Permaculture Design/Financial permaculture

Financial Permaculture is an approach to economics that emphasizes personal investment and community development. For example, a person may choose to walk away from a full-time job at a multinational corporation in order to purchase or acquire through other means land, and then grow their own food. By quitting the job the person has an abundance of time to focus on gardening or other creative pursuits. Further, due to the change in lifestyle, organic food and lots of exercise, their health improves. Of course there will still be bills to pay, but now this individual is independent enough to take on a part-time job that is more meaningful to them. This change of behavior would promote happiness and a more stress free existence. Or maybe instead the person chooses to start their own business. Success here leads to a greater sense of self-confidence. This persons happiness becomes infective, as s/he goes through their day smiling and having a positive attitude. This person's attitude towards the community may then change. Perhaps now there is more opportunity for volunteering, or helping neighbors. Making life easier for others is repaid with other intangibles such as friends or favors. Through these actions the individual is wealthier than s/he was when working full-time.

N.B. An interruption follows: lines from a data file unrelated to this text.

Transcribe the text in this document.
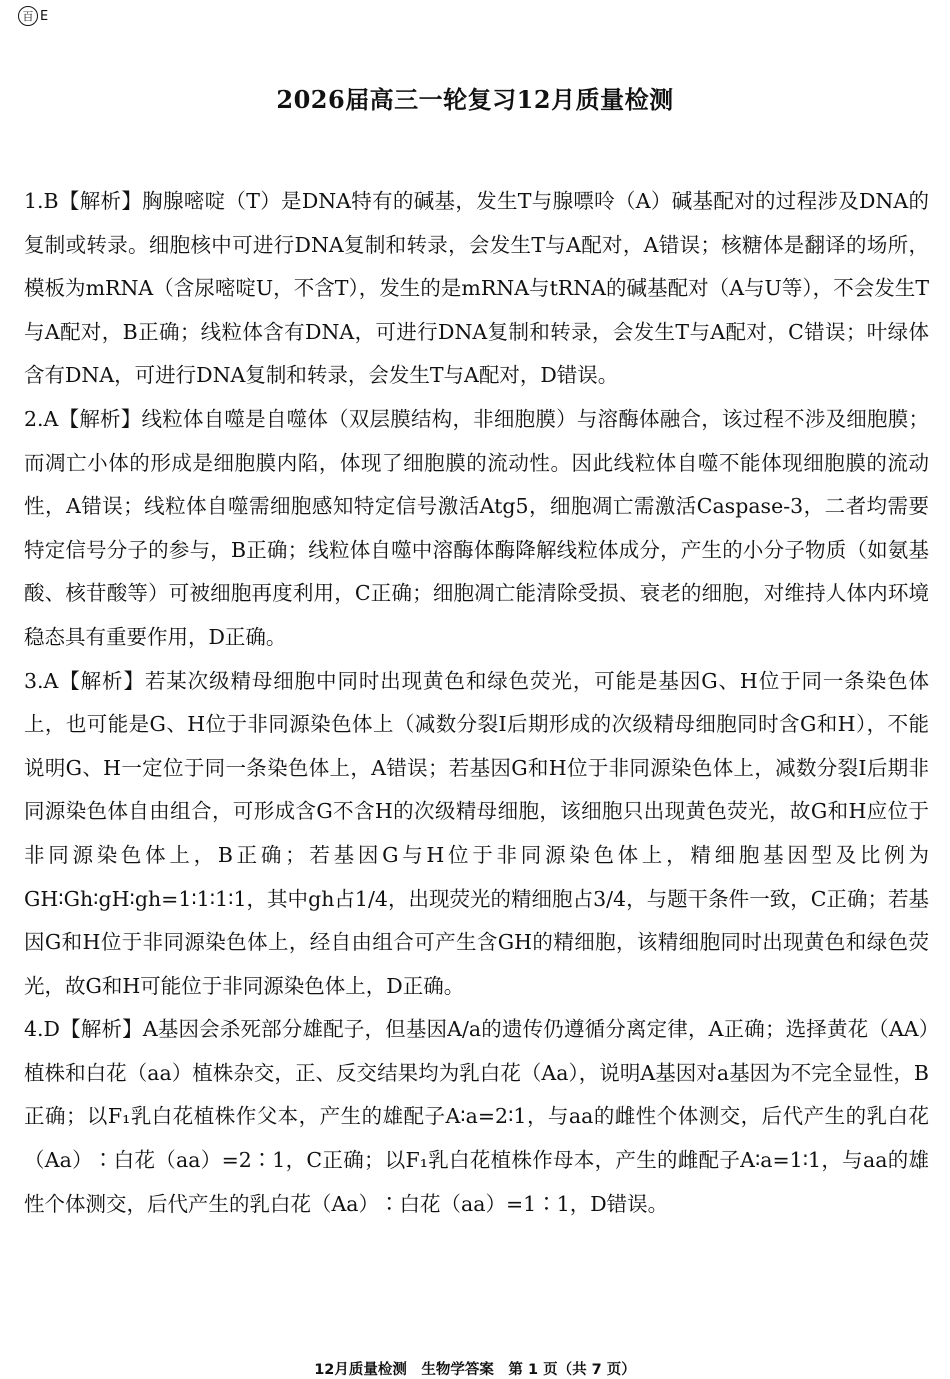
百 E
2026届高三一轮复习12月质量检测

1.B【解析】胸腺嘧啶（T）是DNA特有的碱基，发生T与腺嘌呤（A）碱基配对的过程涉及DNA的复制或转录。细胞核中可进行DNA复制和转录，会发生T与A配对，A错误；核糖体是翻译的场所，模板为mRNA（含尿嘧啶U，不含T），发生的是mRNA与tRNA的碱基配对（A与U等），不会发生T与A配对，B正确；线粒体含有DNA，可进行DNA复制和转录，会发生T与A配对，C错误；叶绿体含有DNA，可进行DNA复制和转录，会发生T与A配对，D错误。

2.A【解析】线粒体自噬是自噬体（双层膜结构，非细胞膜）与溶酶体融合，该过程不涉及细胞膜；而凋亡小体的形成是细胞膜内陷，体现了细胞膜的流动性。因此线粒体自噬不能体现细胞膜的流动性，A错误；线粒体自噬需细胞感知特定信号激活Atg5，细胞凋亡需激活Caspase-3，二者均需要特定信号分子的参与，B正确；线粒体自噬中溶酶体酶降解线粒体成分，产生的小分子物质（如氨基酸、核苷酸等）可被细胞再度利用，C正确；细胞凋亡能清除受损、衰老的细胞，对维持人体内环境稳态具有重要作用，D正确。

3.A【解析】若某次级精母细胞中同时出现黄色和绿色荧光，可能是基因G、H位于同一条染色体上，也可能是G、H位于非同源染色体上（减数分裂Ⅰ后期形成的次级精母细胞同时含G和H），不能说明G、H一定位于同一条染色体上，A错误；若基因G和H位于非同源染色体上，减数分裂Ⅰ后期非同源染色体自由组合，可形成含G不含H的次级精母细胞，该细胞只出现黄色荧光，故G和H应位于非同源染色体上，B正确；若基因G与H位于非同源染色体上，精细胞基因型及比例为GH∶Gh∶gH∶gh=1∶1∶1∶1，其中gh占1/4，出现荧光的精细胞占3/4，与题干条件一致，C正确；若基因G和H位于非同源染色体上，经自由组合可产生含GH的精细胞，该精细胞同时出现黄色和绿色荧光，故G和H可能位于非同源染色体上，D正确。

4.D【解析】A基因会杀死部分雄配子，但基因A/a的遗传仍遵循分离定律，A正确；选择黄花（AA）植株和白花（aa）植株杂交，正、反交结果均为乳白花（Aa），说明A基因对a基因为不完全显性，B正确；以F₁乳白花植株作父本，产生的雄配子A∶a=2∶1，与aa的雌性个体测交，后代产生的乳白花（Aa）∶白花（aa）=2∶1，C正确；以F₁乳白花植株作母本，产生的雌配子A∶a=1∶1，与aa的雄性个体测交，后代产生的乳白花（Aa）∶白花（aa）=1∶1，D错误。

12月质量检测　生物学答案　第 1 页（共 7 页）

There are as many examples of Financial Permaculture as there are people. The following is a list of other examples: -Paying off debt. -Anything promoting health and wellness (besides "snake oil"). -Rather than saving money in a bank, entrusting it to gold/silver stored in a home safe. -Saving money in tangible form other than precious metals (guns, ammo, seeds, livestock, food, medicine, land, buildings, etc). -Practical education. -Things which free up time, and make for less work or expense in the future. "An ounce of prevention is worth a pound of cure."

Another good example of Financial Permaculture would be giving up driving a car and instead riding a bike. By driving a car one impoverishes themselves through the costs of fuel, insurance, and maintenance. By buying a new car and taking on a loan, one further impoverishes themselves by selling their future time for paper money today. Even further poverty develops through stress from traffic and possible lack of exercise all leading to health complications. The only people who profit are the oil magnates and private banking interests.

By riding a bike instead this all changes. Rather than spending money on fuel, one can instead spend that money on healthy organic foods. No insurance and practically free maintenance clears up capital for investment elsewhere (maybe on a garden or a steer, goodbye "fuel" cost). The exercise leaves the person in good physical shape and much less stress filled. Riding a bicycle has the further effect of making the community less oil dependent, which means less war.

A further example of Financial Permaculture on the community scale is the Local Food Movement. By purchasing vegetables from local farmers, one receives a higher quality product, promoting health. The community, however, is who truly profits. More people buying local means more people growing local. This means greater community resilience in the event of a national emergency, such as the disruption of oil supplies from the Middle East. I would encourage everyone interested to read the article "The Oil We Eat."

This is by no means an exhaustive discussion of Financial Permaculture, but I believe the examples provided should give the reader a general idea. One interested in Financial Permaculture should choose first to look at how their time and money is spent now, and how it can be freed up and reinvested in ways which make sense, not only financially, but also from the stand point of free time, health, and the enjoyability of one's day-to-day experience. Doing this tends to affect the individual on a level that makes sense financially, but also promotes further personal and community development.